夕方早々帰宅の婿殿
風呂から上がった孫娘が飛んできた。「パパ帰って来たの」「風邪といっている」

居間に横になっている彼は赤い顔。熱があると判断。額に手を当てると「そんなことしないで」「風邪なんだから寝ていれば治るから」と娘。

10日の入院の間、仕事と帰ると病院での疲れが風邪を呼んだと私は見た。

薄情な娘に「洗物はさせるな」「何かあれば夜中でも起こしなさい」と言って戻る。

夕方から幼稚園の疲れからか下の孫がこちらへ来て寝てしまった。

目を覚ましたから、家内と風呂へ入れと言うと、私と入ると言う。出たばかりだが、再度、入浴。

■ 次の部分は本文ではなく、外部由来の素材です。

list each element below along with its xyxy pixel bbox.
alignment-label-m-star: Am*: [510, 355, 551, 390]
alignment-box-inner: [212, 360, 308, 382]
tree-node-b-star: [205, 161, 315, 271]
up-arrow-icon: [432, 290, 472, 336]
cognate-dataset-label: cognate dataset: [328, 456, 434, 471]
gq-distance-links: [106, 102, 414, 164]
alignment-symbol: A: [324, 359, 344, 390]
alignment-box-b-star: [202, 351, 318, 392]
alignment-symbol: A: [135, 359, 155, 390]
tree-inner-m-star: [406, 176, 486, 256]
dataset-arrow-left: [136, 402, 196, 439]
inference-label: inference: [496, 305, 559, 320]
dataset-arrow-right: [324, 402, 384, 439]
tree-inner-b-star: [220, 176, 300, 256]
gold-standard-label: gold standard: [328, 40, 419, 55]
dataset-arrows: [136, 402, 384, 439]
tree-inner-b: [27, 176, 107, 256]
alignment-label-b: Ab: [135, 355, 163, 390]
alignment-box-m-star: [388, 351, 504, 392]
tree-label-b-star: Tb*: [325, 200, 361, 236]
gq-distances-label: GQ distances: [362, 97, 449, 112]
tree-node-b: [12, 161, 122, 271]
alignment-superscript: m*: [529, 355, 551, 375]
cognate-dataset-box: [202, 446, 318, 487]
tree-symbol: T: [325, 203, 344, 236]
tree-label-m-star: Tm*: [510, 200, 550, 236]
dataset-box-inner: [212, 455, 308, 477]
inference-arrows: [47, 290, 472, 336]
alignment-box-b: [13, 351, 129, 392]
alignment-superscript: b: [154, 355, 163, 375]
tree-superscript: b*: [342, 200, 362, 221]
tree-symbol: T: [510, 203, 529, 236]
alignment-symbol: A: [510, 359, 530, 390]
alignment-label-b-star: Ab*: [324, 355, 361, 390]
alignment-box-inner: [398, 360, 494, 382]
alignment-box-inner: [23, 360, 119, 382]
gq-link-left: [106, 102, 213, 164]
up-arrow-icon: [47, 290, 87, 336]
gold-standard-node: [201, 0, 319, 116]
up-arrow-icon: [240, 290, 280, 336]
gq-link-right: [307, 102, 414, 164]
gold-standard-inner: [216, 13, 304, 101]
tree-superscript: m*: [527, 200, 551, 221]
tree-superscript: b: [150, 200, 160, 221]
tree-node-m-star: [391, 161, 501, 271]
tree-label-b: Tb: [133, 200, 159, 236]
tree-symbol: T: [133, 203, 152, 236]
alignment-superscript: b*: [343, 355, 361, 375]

頭を洗うとき両親はキャップをしないと洗えないという。「ばあばは頭が洗えない」
「じいじと入る」という。

耳を押さえて、シャワーで前後に洗い流す。わたしの膝を椅子代わりにして横にして流す。

姉も長年そうしてきたから、弟も同様である。

出るとこちらで夕食もと言うので、「パパが返って来たから」「お熱だから、お姉ちゃんと看病しなさい」と言って帰す。

「分かった。水枕で冷やすんだよね」と言って急いで帰る。

姉はパパの横で甲斐甲斐しく看病の姿勢。ママが薄情で駄目な分、子供たちが優しい。

A型だけは子供たちも罹っていないから、いささか心配だが、兎に角、パパの休養に専念させた。

今の若い女房はこんなのだろうかと、あきれてしまう。最後には「私の家庭内のことに口出ししないで」と来る。

半月前まで、入院と手術で皆に苦労かけたことは忘れているようだ。

親戚の嫁も似たような女がいると聞き、世の中が狂ったのかとも思った。